- Founded: 9 February 1990
- Dissolved: 3 December 1990
- Merged into: Alliance 90/The Greens
- Headquarters: East Berlin, East Germany
- Ideology: Green politics
- Political position: Centre-left

= East German Green Party =

Political party in East Germany

The Green Party (Grüne Partei) in East Germany was founded in February 1990. At the first free Volkskammer elections it stood with the Independent Women's Association (Unabhängige Frauenverband) and received 2.0% of the vote. They received 8 seats but could not resolve how to allocate them. The Women's Association pulled out and the Green Party formed a joint parliamentary group with Bündnis 90.

The party was constituted on 24 November 1989 during the political upheavals of 1989, and from September 1990 used the name The Greens (Die Grünen). It merged on 3 December 1990 with the West German Greens (with the Saxon branch initially remaining outside the merger).
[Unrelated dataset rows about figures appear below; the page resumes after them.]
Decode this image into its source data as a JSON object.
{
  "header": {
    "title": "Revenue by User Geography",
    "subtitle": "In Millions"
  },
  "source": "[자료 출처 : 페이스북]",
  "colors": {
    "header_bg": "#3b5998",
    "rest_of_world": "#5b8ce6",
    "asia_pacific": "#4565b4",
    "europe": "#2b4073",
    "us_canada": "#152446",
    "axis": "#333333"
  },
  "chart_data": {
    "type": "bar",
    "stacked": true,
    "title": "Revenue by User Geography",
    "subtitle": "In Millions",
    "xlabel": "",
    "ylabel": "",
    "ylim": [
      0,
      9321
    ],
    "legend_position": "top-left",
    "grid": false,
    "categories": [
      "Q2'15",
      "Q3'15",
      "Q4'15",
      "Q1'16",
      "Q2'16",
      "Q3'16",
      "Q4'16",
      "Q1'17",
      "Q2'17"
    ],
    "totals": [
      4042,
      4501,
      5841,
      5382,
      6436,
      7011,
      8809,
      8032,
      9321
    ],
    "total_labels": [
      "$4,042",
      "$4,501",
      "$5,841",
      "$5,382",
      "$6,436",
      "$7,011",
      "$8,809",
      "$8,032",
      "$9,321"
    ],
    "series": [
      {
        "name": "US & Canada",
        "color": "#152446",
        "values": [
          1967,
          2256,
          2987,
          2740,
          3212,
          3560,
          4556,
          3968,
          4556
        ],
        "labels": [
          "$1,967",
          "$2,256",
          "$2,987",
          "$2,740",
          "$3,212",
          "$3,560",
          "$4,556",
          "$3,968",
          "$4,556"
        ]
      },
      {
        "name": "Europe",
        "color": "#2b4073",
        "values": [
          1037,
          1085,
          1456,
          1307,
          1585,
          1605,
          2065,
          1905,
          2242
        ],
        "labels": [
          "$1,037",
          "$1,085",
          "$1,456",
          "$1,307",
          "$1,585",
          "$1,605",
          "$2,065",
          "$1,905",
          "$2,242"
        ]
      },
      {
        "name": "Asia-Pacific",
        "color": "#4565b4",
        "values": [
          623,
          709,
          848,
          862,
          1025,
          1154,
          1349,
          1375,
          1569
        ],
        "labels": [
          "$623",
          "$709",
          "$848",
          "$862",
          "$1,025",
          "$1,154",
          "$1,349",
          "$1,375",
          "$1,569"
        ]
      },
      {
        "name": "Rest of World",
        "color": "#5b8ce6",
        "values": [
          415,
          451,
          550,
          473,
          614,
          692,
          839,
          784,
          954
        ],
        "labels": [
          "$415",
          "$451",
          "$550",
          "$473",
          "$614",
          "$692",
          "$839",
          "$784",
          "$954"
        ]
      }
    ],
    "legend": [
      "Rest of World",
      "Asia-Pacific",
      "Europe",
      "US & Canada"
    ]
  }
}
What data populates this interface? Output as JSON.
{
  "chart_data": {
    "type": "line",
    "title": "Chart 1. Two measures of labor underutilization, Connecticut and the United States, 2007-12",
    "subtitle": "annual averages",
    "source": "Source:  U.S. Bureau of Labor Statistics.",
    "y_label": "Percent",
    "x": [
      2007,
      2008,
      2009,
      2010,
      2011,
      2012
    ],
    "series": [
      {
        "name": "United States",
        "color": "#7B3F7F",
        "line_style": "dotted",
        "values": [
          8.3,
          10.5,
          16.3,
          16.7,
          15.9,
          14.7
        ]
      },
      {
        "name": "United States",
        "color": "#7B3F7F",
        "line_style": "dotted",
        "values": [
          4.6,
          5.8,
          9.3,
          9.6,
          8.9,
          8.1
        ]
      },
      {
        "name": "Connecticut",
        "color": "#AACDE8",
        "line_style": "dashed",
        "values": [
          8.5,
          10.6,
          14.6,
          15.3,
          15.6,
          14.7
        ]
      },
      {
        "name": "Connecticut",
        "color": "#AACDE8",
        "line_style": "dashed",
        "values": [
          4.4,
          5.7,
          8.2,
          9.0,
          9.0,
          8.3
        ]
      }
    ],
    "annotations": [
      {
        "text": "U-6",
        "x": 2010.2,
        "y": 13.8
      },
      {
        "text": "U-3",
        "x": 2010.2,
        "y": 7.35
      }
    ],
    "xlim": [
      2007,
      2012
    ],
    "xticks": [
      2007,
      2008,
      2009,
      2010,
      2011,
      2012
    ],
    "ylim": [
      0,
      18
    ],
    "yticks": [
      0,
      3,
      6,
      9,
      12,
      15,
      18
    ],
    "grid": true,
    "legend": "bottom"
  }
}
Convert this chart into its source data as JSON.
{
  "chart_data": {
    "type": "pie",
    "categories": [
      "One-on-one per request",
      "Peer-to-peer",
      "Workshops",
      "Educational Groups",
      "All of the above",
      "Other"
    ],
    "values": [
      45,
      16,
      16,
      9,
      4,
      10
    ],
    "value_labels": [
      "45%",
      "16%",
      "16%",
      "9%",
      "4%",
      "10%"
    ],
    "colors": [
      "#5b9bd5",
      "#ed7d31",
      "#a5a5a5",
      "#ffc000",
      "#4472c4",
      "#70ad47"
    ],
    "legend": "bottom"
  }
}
The Green Party developed largely out of the Green–Ecological Network Arche (Grün-Ökologisches Netzwerk Arche), founded in 1988 as a GDR-wide environmental opposition network. During 1989 it announced plans to contest future elections with a green list independent of the National Front's unified list, an early attempt in the GDR to challenge the National Front's monopoly on parliamentary representation.

==History==

===Origins in the environmental movement===
The party's origins lay in the GDR environmental movement of the 1980s, where local groups formed in response to severe pollution and ecological damage and often operated under church umbrellas. Environmental activism initially overlapped closely with peace and human-rights campaigning, before increasingly developing its own organisational structures and priorities later in the decade.

===From Arche to party formation (1988–1990)===
The Green–Ecological Network Arche was founded in January 1988 and became a major organising nucleus for a later party structure. Debates within the environmental scene over centralisation and party-building delayed a formal foundation, so that other opposition parties and movements were founded earlier during autumn 1989. The Green Party was constituted on 24 November 1989, and formally founded at its first party congress in Halle on 9 February 1990.

===Political participation in 1990===
In late 1989 and early 1990 the party participated in the Round Table process and took part in the transitional arrangements of the final GDR governments, including representation in the Modrow cabinet period through a minister without portfolio associated with the green camp. After the March 1990 Volkskammer election, the Green Party's eight deputies formed a joint parliamentary group with Bündnis 90, reflecting the practical need to organise parliamentary work and align with related citizens’ movements.

===German reunification and merger (1990)===
Following German reunification, coordination between East German civic movements and West German parties became central to electoral strategy and organisational survival. In September 1990 the party adopted the name “The Greens”, and on 3 December 1990 it merged with the West German Greens (with the Saxon branch initially remaining outside the merger).